Ik heb nog niet gekeken naar een van de vier wedstrijden van het Nederlands elftal tijdens het WK en schijn daarin een uitzondering te zijn. Rond de 8 miljoen Nederlanders keken telkens naar een wedstrijd met oranje op het WK. Zelfs mensen van wie ik het niet had verwacht, bleken gekeken te hebben. Waarschijnlijk bestaat er niet iets anders dat de Nederlanders dichter bij elkaar brengt dan het Nederlands elftal. Als oranje speelt, sluiten de rijen zich en verdwijnen de verschillen even. Dan is elke Nederlander een oranjesupporter.

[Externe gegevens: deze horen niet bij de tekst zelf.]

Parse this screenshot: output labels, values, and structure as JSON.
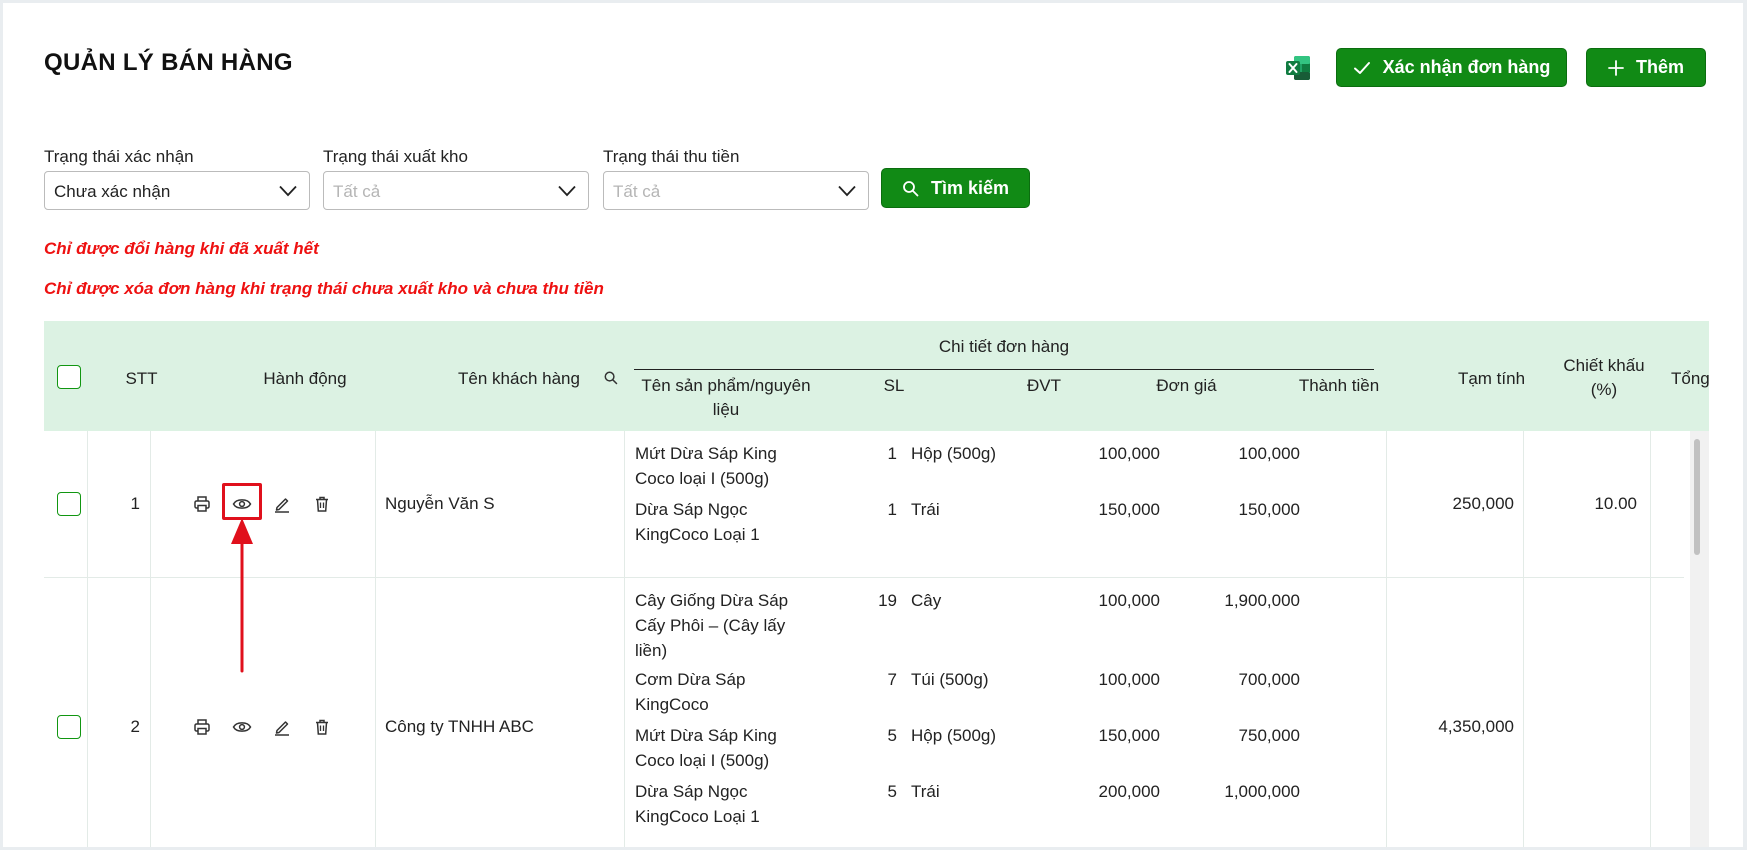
{
  "page": {
    "title": "QUẢN LÝ BÁN HÀNG"
  },
  "toolbar": {
    "excel_icon": "excel-icon",
    "confirm_label": "Xác nhận đơn hàng",
    "add_label": "Thêm"
  },
  "filters": {
    "confirm_status": {
      "label": "Trạng thái xác nhận",
      "value": "Chưa xác nhận"
    },
    "export_status": {
      "label": "Trạng thái xuất kho",
      "placeholder": "Tất cả"
    },
    "payment_status": {
      "label": "Trạng thái thu tiền",
      "placeholder": "Tất cả"
    },
    "search_label": "Tìm kiếm"
  },
  "warnings": [
    "Chỉ được đổi hàng khi đã xuất hết",
    "Chỉ được xóa đơn hàng khi trạng thái chưa xuất kho và chưa thu tiền"
  ],
  "table": {
    "headers": {
      "stt": "STT",
      "actions": "Hành động",
      "customer": "Tên khách hàng",
      "detail_group": "Chi tiết đơn hàng",
      "product": "Tên sản phẩm/nguyên liệu",
      "qty": "SL",
      "unit": "ĐVT",
      "price": "Đơn giá",
      "amount": "Thành tiền",
      "subtotal": "Tạm tính",
      "discount": "Chiết khấu (%)",
      "total": "Tổng"
    },
    "rows": [
      {
        "stt": "1",
        "customer": "Nguyễn Văn S",
        "items": [
          {
            "product": "Mứt Dừa Sáp King Coco loại I (500g)",
            "qty": "1",
            "unit": "Hộp (500g)",
            "price": "100,000",
            "amount": "100,000"
          },
          {
            "product": "Dừa Sáp Ngọc KingCoco Loại 1",
            "qty": "1",
            "unit": "Trái",
            "price": "150,000",
            "amount": "150,000"
          }
        ],
        "subtotal": "250,000",
        "discount": "10.00"
      },
      {
        "stt": "2",
        "customer": "Công ty TNHH ABC",
        "items": [
          {
            "product": "Cây Giống Dừa Sáp Cấy Phôi – (Cây lấy liền)",
            "qty": "19",
            "unit": "Cây",
            "price": "100,000",
            "amount": "1,900,000"
          },
          {
            "product": "Cơm Dừa Sáp KingCoco",
            "qty": "7",
            "unit": "Túi (500g)",
            "price": "100,000",
            "amount": "700,000"
          },
          {
            "product": "Mứt Dừa Sáp King Coco loại I (500g)",
            "qty": "5",
            "unit": "Hộp (500g)",
            "price": "150,000",
            "amount": "750,000"
          },
          {
            "product": "Dừa Sáp Ngọc KingCoco Loại 1",
            "qty": "5",
            "unit": "Trái",
            "price": "200,000",
            "amount": "1,000,000"
          }
        ],
        "subtotal": "4,350,000",
        "discount": ""
      }
    ]
  },
  "colors": {
    "primary_green": "#118a15",
    "header_bg": "#dcf2e3",
    "warning_red": "#ee1111",
    "highlight_red": "#e0101c"
  }
}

Het doet mij denken aan Wilhelm II die op 1 augustus 1914 vanaf het balkon van het stadspaleis in Berlijn de menigte toesprak toen Duitsland ten strijde trok: “Ich kenne keine Parteien mehr, ich kenne nur noch Deutsche!” De verschillen tussen de politieke partijen werden voor even vergeten en er heerste de samenhorigheid van een zwerm vogels of een school vissen.

Alleen de kleur oranje staat tijdens een EK of WK voetbal voor “Nederlanders verenigt u!” en “Aanvallen!” Met oranje gaan “we” voor de overwinning op de ander, zodat we apetrots op “onszelf” kunnen zijn. Wat er tijdens een WK met de oranjegekte gebeurt, lijkt verdacht veel op rechts populisme: Trots op Nederland en Eigen volk eerst.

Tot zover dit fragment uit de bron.